フィリピンが管轄する海域に落下した中国のロケットの残骸を、フィリピン海軍が回収したところ、中国の公船が妨害し強奪した模様です。
中国による宇宙開発では、ロケットや衛星の残骸の落下が世界中で問題となっているにも関わらず中国政府は意に介せず、今回も横暴さが際立った形です。
しかし、フィリピン側は、当の海軍は憤慨しているものの、今年、就任したマルコス新大統領は、中国への抗議はしないとしています。
マルコス氏は、大統領就任以前から個人的に中国との関係が深いことで知られ、就任後も中国との関係強化を打ち出しています。

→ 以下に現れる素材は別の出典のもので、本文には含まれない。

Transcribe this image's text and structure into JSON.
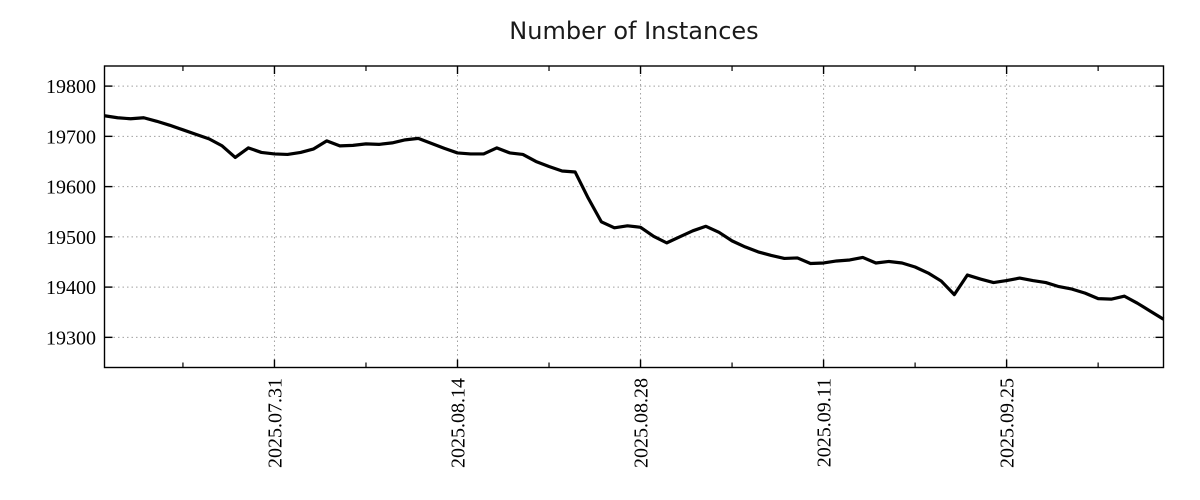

今回も、“親中”の姿勢が裏付けられたと見られています。
一方で、フィリピンは日本との防衛関係の強化を図っています。
今月末からは、航空自衛隊のF-15戦闘機がフィリピンに派遣され、フィリピン空軍と共同訓練を行うことが計画されています(※)。
今までは人道支援や災害救援の共同訓練の実績はあるものの、戦闘機が派遣されるのは初めてとなります。

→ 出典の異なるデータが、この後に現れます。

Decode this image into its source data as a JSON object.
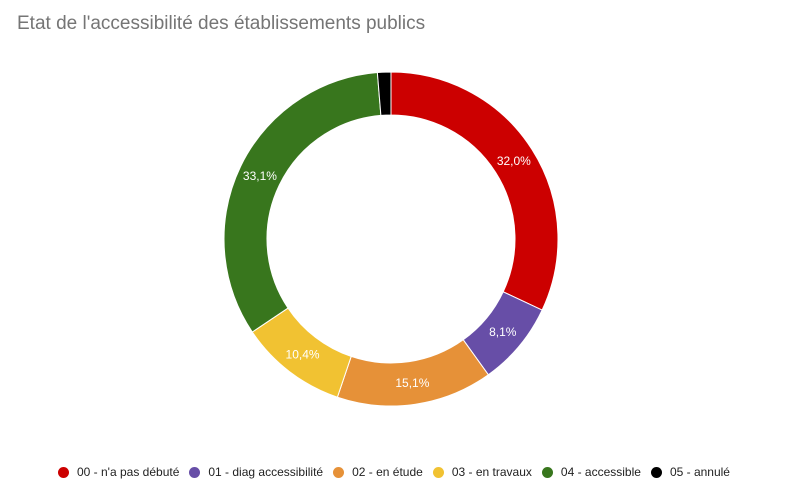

また、フィリピンは、日本の武器輸出三原則が緩和されて以降、初めて国産装備品の輸出が決まった国でもあります。
具体的には防空用のレーダーですが、他に外国へのめぼしい輸出実績が無いだけに、日本にとってフィリピンは貴重な存在と言えます。
フィリピンは、決して裕福な国ではなく国内で様々な問題を抱えている上に、米国と中国という大国の間で難しいかじ取りを迫られているのは事実です。
日本にとっても、フィリピンはシーレーン上に位置し、台湾と同様に地政学的に重要です。
ですから、日本は、同じ自由・民主・信仰の価値観を有する国として、これ以上、中国になびかないように、フィリピンに注目し関係強化を図っていく必要があると考えます。